Dispelling the Myths of Product Led Growth (PLG), Interview With Sam Levan, CEO MadKudu

Levan discusses the myths of PLG and how to effectively implement it across your product, marketing and sales teams.

PEOPLE

  • Guest: Sam Levan, CEO & Cofounder, MadKudu, a lead scoring platform that helps you optimize your marketing by predicting expected revenue
  • Host: Anil Hemrajani, Founder of Startup Sidekick

TAKEAWAYS

  1. Be very clear on the type of PLG motion you want and just pick one (e.g. sales-assisted, self-service, land & expand); it’s difficult enough implementing just one.
  2. Redefine the role of sales in the PLG motion, ensuring they are not adding friction.
  3. Leverage the concept of a Product Qualified Lead (PQL) as a way to align sales, marketing, and product.

TIMELINE

  • 01:09 – Can you provide us an overview of MadKudu? Our goal is to make every startup and marketer successful. Many CEOs don’t trust their marketing team, often because the leads aren’t qualified. The problem is marketers today don’t have enough visibility into where the quality leads are in the funnel. We mostly help B2B SaaS startups.
  • 02:35 – What is Product Led Growth (PLG)? It’s somewhat opposite of sales led growth, which makes the product available after you buy it. With PLG, you need a product as the main driver of revenue.
  • 03:22 – Why is PLG hot right now, even though the concepts have been around for sometime?

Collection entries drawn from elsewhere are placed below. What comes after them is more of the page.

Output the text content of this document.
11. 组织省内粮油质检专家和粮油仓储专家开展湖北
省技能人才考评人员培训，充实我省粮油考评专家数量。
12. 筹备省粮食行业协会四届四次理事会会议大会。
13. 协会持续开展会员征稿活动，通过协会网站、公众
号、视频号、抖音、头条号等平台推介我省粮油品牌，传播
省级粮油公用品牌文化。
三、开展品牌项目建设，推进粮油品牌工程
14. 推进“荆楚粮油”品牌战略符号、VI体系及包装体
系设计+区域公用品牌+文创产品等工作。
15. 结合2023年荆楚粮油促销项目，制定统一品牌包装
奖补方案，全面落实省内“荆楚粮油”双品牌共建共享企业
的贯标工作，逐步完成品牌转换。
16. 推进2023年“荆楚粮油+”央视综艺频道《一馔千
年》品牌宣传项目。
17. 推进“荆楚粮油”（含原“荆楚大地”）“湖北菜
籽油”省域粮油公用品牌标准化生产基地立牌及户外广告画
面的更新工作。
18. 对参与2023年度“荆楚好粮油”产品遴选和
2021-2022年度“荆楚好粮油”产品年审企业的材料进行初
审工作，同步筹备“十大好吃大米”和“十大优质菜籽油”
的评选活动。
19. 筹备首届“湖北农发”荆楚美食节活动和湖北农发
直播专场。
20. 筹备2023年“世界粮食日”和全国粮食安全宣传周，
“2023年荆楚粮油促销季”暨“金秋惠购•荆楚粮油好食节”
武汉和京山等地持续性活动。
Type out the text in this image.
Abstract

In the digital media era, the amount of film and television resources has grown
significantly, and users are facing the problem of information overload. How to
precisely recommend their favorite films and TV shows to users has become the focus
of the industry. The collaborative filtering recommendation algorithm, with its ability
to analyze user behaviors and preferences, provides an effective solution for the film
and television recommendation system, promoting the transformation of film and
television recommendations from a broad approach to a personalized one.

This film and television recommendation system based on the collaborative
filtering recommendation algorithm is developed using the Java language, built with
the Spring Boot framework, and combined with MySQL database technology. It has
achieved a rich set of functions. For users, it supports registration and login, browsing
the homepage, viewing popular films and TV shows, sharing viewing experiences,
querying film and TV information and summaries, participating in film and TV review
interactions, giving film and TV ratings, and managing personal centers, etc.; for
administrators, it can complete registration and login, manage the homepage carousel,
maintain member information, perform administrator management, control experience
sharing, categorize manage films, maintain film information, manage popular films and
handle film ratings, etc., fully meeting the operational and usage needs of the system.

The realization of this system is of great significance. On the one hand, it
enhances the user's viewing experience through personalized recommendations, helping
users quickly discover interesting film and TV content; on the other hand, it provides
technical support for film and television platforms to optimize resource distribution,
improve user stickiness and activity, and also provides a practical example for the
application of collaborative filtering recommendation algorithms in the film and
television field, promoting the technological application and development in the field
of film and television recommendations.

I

For the past decade, we’ve seen freemium, free trials and so on. What’s changed are financial successes (e.g. Zoom, Slack, Notion, InVision). Investors now see this as a fantastic, financial machine, growing from nothing to a billion dollar valuation.
  • 05:20 – What are some myths about PLG? PLG sounds great but it’s a lot harder to make it work. It’s not all self-service; there three sales models: low-touch credit card sale, land & expand (e.g. Slack) and more traditional models (e.g. content is for inbound leads with follow-up sales) — companies must be clear on the sales model.
  • 07:15 – Does this mean you don’t need sales people anymore? Absolutely not; you do need sales people if you’re selling to the enterprise. Even companies that claim they don’t have sales people, actually do (e.g. masked as product specialists). 
  • 08:20 – How do you achieve the virality that companies such as Slack and Zoom have? One of the mistakes product-led companies make is forgetting their customers. They have great analytics/dashboards (e.g. retention). When companies claim they are not getting the growth (e.g. activations), you have to remove the noise in all the signups by segmenting your leads (e.g. students versus buyers).
  • 10:30 – What are some of the metrics that you look at? You have to pick your metrics carefully, since they become your northstar. PQL and PQA (product qualified leads and accounts) are two we look at. These matter because generating revenue is a team effort. For example, when leads come in, sales people start calling the leads even if the leads aren’t any good — you have to identify the qualified leads to see which prospects are ready to begin having a conversation. It’s important to have that agreement between product, marketing & sales on when a lead is qualified — essentially a SLA between these teams. 
  • 13:55 – What are your thoughts on funnels versus flywheel charts? It’s understanding the customer journey, different personas (buyers, users, stakeholders). The flywheel should include buyers and users, not just users.